2幕頭に客席から登場してエウリディーチェの手をつかむまでのオルフェオは特に淡白な気がするのですが、それは中村さんも山本さんも一緒だったので、特に山本さんの表現が劣るということではなくそういう演出なのかしらと思わなくもないのですが、だとしたらとてももったいない時間帯ではありました。
この日「おっ?」と思ったのは、ハデスの入り口からエリュシオンへと向うエウリディーチェ。この日のはなさんは、ベッドの上にいるオルフェオをじーっと見つめながら(しかもかなり挑発的な視線だった)歩き去っていきました。前日まではもっとさらっと歩いていたような気がするのだけど。あの視線の意味は何だろう?普通に考えれば「あなたとお別れするのは悲しい」と伝えてきそうなものですが、はなさんはまるで「来れるものなら来てみなさい」とか「こんなに愛しているのに、あなたにはわからないのね」とでも言っていたかのような...(笑)。
迷路のパ・ド・ドゥは素晴らしかったです。ユニゾンで踊るところも初日よりずっと合っていましたし、オルフェオがエウリディーチェの顔を見た瞬間も初日よりずっとわかりやすかった。引き込まれました。見事でした。でもねー、なにしろはなさんが濃厚なので、こんなラテン奥さんを地上に連れ帰ってこの2人は今後幸せな結婚生活を続けられるのか?と思ってしまって。そういう意味では、湯川/中村ペアの方が感情移入できたので好きでしたし、感動も深かったです。
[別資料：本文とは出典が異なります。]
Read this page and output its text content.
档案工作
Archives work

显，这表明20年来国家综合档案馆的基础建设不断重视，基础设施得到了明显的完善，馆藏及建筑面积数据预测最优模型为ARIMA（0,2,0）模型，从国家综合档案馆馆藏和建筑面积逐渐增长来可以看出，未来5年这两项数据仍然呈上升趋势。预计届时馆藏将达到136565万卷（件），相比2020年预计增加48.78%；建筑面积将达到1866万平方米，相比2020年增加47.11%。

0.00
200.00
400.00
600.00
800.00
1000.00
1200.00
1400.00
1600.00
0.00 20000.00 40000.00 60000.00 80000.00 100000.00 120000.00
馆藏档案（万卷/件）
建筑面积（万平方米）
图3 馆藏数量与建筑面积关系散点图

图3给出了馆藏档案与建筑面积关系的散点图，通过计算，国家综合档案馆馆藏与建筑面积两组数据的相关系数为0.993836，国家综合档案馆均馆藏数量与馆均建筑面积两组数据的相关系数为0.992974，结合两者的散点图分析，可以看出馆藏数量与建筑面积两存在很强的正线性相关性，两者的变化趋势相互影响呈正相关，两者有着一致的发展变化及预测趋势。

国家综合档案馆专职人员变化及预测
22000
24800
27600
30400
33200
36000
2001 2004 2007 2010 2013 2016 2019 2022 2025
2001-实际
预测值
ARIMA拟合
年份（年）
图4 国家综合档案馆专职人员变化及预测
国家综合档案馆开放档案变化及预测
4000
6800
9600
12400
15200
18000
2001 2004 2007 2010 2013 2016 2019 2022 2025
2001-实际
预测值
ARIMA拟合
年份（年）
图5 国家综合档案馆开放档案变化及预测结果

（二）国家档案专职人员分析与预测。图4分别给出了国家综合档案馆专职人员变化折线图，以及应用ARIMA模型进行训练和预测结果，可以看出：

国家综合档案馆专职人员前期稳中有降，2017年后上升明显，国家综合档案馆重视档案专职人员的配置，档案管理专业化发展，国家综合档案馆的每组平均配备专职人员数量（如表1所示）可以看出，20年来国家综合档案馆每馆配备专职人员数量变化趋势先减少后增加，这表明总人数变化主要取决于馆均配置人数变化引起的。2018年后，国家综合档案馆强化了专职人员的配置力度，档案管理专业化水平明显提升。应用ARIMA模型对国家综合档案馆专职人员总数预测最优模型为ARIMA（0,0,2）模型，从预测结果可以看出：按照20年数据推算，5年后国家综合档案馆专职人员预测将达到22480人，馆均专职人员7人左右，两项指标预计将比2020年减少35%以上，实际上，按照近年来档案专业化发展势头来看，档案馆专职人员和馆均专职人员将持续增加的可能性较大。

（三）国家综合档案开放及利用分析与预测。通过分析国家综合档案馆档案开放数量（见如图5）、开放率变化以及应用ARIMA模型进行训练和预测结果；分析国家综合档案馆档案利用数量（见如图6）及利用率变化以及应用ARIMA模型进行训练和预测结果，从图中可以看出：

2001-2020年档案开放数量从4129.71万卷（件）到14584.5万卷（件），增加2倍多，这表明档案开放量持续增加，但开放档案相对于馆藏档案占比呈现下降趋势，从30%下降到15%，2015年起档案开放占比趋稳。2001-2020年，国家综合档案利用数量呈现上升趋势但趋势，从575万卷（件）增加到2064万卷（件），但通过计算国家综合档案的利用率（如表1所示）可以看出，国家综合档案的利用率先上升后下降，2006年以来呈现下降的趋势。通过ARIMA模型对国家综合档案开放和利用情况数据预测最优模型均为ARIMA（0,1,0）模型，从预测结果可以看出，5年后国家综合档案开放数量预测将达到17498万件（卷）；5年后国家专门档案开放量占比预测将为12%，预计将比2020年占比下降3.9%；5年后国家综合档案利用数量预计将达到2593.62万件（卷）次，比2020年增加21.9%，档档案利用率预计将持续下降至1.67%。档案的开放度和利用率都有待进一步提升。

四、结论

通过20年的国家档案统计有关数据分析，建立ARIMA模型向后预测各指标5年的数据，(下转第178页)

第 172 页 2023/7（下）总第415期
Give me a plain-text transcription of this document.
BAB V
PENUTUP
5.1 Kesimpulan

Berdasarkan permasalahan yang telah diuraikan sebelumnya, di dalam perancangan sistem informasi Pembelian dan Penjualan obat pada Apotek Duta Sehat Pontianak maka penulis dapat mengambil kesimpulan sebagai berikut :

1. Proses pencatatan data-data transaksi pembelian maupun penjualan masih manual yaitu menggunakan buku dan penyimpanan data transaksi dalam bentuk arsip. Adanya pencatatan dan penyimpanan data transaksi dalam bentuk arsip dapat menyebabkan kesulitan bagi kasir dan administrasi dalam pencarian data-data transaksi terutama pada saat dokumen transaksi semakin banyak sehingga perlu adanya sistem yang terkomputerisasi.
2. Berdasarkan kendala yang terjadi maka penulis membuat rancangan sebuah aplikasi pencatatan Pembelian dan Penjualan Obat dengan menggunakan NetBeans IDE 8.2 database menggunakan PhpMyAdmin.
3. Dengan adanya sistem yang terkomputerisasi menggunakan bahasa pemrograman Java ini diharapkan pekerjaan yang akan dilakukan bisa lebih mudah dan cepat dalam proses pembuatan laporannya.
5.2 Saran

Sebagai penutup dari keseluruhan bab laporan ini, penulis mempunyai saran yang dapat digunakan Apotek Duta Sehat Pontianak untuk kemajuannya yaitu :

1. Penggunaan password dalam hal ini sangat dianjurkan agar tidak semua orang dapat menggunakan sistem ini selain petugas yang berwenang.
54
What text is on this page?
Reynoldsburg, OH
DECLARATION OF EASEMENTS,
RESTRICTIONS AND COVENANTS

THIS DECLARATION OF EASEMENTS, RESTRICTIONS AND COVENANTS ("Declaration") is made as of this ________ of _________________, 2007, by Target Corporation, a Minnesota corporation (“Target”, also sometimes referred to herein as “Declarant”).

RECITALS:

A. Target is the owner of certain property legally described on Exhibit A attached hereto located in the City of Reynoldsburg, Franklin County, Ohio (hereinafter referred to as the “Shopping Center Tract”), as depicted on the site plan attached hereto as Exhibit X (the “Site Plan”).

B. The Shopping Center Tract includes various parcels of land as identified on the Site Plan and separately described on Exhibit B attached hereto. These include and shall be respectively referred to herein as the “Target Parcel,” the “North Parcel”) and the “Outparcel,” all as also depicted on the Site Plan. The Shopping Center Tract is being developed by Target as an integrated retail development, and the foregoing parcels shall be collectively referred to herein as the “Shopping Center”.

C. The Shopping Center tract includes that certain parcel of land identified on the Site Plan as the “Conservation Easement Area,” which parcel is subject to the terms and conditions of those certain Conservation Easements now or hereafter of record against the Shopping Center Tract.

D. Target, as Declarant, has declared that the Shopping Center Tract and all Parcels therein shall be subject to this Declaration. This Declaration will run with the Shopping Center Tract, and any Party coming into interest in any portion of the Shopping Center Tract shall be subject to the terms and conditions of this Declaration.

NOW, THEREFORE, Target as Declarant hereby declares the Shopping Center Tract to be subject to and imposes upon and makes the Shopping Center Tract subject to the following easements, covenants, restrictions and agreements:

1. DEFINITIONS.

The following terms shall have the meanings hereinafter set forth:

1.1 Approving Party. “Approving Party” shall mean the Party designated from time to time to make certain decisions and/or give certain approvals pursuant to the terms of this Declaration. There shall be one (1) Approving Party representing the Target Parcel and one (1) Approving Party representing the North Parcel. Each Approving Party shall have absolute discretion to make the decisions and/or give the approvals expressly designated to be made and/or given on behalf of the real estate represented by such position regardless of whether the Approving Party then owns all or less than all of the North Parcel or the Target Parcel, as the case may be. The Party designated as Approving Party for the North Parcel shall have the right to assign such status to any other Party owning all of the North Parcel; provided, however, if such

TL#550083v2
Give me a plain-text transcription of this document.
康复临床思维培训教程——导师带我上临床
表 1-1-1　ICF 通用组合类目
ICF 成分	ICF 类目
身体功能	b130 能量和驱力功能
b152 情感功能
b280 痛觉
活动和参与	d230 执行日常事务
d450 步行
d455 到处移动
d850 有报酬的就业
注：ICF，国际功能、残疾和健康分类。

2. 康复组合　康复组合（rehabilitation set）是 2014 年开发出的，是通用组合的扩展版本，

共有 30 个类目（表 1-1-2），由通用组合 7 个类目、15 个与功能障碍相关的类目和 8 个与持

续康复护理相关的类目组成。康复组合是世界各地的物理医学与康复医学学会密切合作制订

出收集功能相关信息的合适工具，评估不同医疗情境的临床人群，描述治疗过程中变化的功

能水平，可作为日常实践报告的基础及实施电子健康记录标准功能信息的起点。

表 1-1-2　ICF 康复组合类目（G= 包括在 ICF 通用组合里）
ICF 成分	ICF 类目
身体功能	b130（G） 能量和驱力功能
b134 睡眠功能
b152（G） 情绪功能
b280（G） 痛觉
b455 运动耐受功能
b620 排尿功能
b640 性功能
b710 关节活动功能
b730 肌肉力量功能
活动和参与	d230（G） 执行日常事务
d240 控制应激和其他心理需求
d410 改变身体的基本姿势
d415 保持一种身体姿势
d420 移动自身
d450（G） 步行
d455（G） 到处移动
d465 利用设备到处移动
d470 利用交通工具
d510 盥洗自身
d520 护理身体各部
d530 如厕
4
日を追ってよくなっていった群舞たち。特に弔問客たちが、順番に女性をリフトしていくところは3日目にして音楽を形にした、と思えました。私の座席の位置のせいもあったかもしれませんが、それまでは何だかぴりっとしなかったように感じていたのが、この日はとてもよかったです。
結局3日間通った訳ですが(最終日の寺島ひろみさん/江本拓さんが見られず本当に残念でした)、これ、1回見ただけだと魅力がわかりにくいでしょうね。2回以上見るのは新国立劇場が好きな人くらいでしょうけど...見た分だけの発見と感動のある作品でした。男性が主役の珍しいバレエという意味でも興味深かったです。あの迷路のパ・ド・ドゥは何度でも見たい位気に入りました。ただ、歌手も完成度の高い人を起用していただきたかったというのが注文。